In the intra-rater reliability study, the listeners rated 20 video edits a second time within a 4-week period. Although the order of the duplicated edits was re-randomized and controlled for its place in the series of video edits, it is possible that the listener recognized the child and recalled details of their speech.
Conclusion
This study has demonstrated the importance of ensuring that there is reliability of the number of targets elicited in a PCC calculation in cleft speech intervention studies. This parameter is usually not reported. Care should be taken in intervention studies where listeners are reliable, but consistently perceive or categorize in a different way, ensuring the distinction between glottal articulation and consonant deletion, and active nasal fricatives and accompanying nasal emission/turbulence is made. The modified PCC score was reliable in this study and further work is required to examine how best to report the resolution of articulation difficulties in cleft intervention studies.
Acknowledgements
We wish to acknowledge Myra O’Regan, Professor, School of Computer Science and Statistics, Trinity College, Dublin for advice and statistical data analysis; Liane Deasy (RIP) PLAT Research SLT, Dublin, for her work in the preparation of the data for this reliability study and Katie Powell, PLAT Research SLT, London.

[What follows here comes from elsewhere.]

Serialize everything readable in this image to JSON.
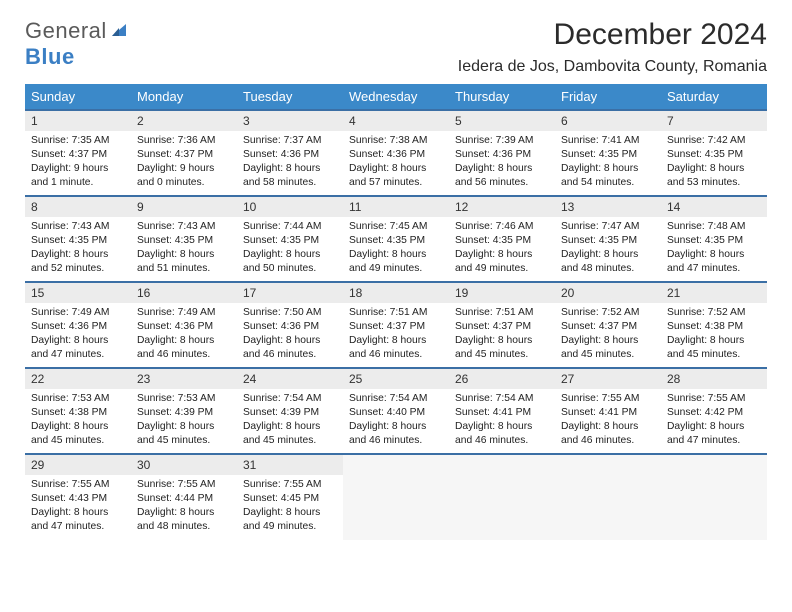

Research at Great Ormond Street Hospital NHS Foundation Trust is supported by the NIHR. The views expressed are those of the authors and not necessarily those of the NHS, the NIHR or the Department of Health.
Statement of Ethics
All parents of the children whose data were used in this study gave their written informed consent. The study protocol was approved by the Great Ormond Street Hospital/UCL ICH Joint Research and Development Office. Ethical approval reference 15/LO/1909. In Dublin, ethical approval was received from Our Lady’s Hospital for Sick Children (Gen/446/15), Temple Street Children’s University Hospital (15.054), and Trinity College Dublin, (Parent Led Articulation Therapy, Sweeney 15/16).
Disclosure Statement
The authors have no conflicts of interest to declare.
Funding Sources
We wish to thank the funders of the randomized controlled trial including the Cleft Lip and Palate Association Ireland, National Children’s Research Centre, Temple Street Foundation, and Cleft – Bridging the Gap. Data from the trial were used in the preparation of the manuscript.
Author Contributions
Each author made equal contributions to the conception and design of the work, the acquisition, analysis and interpretation of data and the drafting and revising of this manuscript.